The Loved One: An Anglo American Tragedy – Evelyn Waugh (1948) 127 pages
The Loved One was written following Waugh’s experience of visiting Hollywood to discuss an adaptation of Brideshead Revisited. In the novella he satirises Hollywood and how death has become a business. It’s a pretty brutal attack, particularly towards the end.
It begins with a portrait of two ageing Hollywood tycoons, Sir Ambrose Abercrombie:
“He was still on what Lady Abercrombie fatuously called the ‘right’ side of sixty, but having for many years painfully feigned youth, he now aspired to the honours of age. It was his latest quite vain wish that people should say of him: ‘Grand old boy.’”
And Sir Francis Hinsley: “His swimming-pool which had once flashed like an aquarium with the limbs of long-departed beauties was empty now and cracked and overgrown with weed.”
Dennis Barlow, a poet who was fired from a story of Shelley’s life and now works at Happier Hunting Ground pet funeral service, lives with Sir Francis.

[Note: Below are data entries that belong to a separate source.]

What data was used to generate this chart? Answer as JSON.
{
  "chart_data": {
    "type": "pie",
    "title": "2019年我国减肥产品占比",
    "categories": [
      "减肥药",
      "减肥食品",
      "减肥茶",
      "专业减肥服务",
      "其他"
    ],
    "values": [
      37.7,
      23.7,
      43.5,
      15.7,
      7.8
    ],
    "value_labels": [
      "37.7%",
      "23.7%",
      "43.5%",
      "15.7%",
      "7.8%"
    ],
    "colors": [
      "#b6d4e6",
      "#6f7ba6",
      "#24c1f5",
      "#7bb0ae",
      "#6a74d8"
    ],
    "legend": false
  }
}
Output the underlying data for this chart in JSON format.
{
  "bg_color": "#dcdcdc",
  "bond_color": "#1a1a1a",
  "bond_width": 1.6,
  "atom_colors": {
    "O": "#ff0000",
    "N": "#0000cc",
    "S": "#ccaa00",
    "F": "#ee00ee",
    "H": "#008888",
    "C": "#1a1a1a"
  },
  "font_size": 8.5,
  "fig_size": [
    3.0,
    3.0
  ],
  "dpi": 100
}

Dennis enjoys his work:
“there at the quiet limit of the world he experienced a tranquil joy”
But Sir Ambrose feels it reflects badly on the ex-pat community. When Sir Francis kills himself, no-one is particularly upset. Dennis finds discovering the body “rude and momentarily unnerving”, but it brings him into contact with Whispering Glades funeral home and fragrant cosmetician Aimee Thanatogenos.
I thought this was the strongest part of the novel, as Waugh turns his satirical eye to the façade and sentimentality that can accompany the business of death. I particularly liked the question of how Sir Francis should look in his coffin:
“ ‘shall I put him down as serene and philosophical or judicial and determined?’”
Dennis starts courting Aimee, and she find herself torn between him and the inappropriately named Mr Joyboy, the senior mortician who is something of a celebrity in his place of work:
“As he passed among them, like an art master among his students, with a word of correction here or commendation there, sometimes laying his gentle hand on a living shoulder or a dead haunch, he was a figure of romance, a cult shared by all in common, not a prize to be appropriated by any one of them”
How the relationships play out in The Loved One is particularly vicious. Waugh is scathing about the cruel disregard human beings can demonstrate towards one another and what this means for individuals and for society as a whole. The title of this novella is bitterly ironic.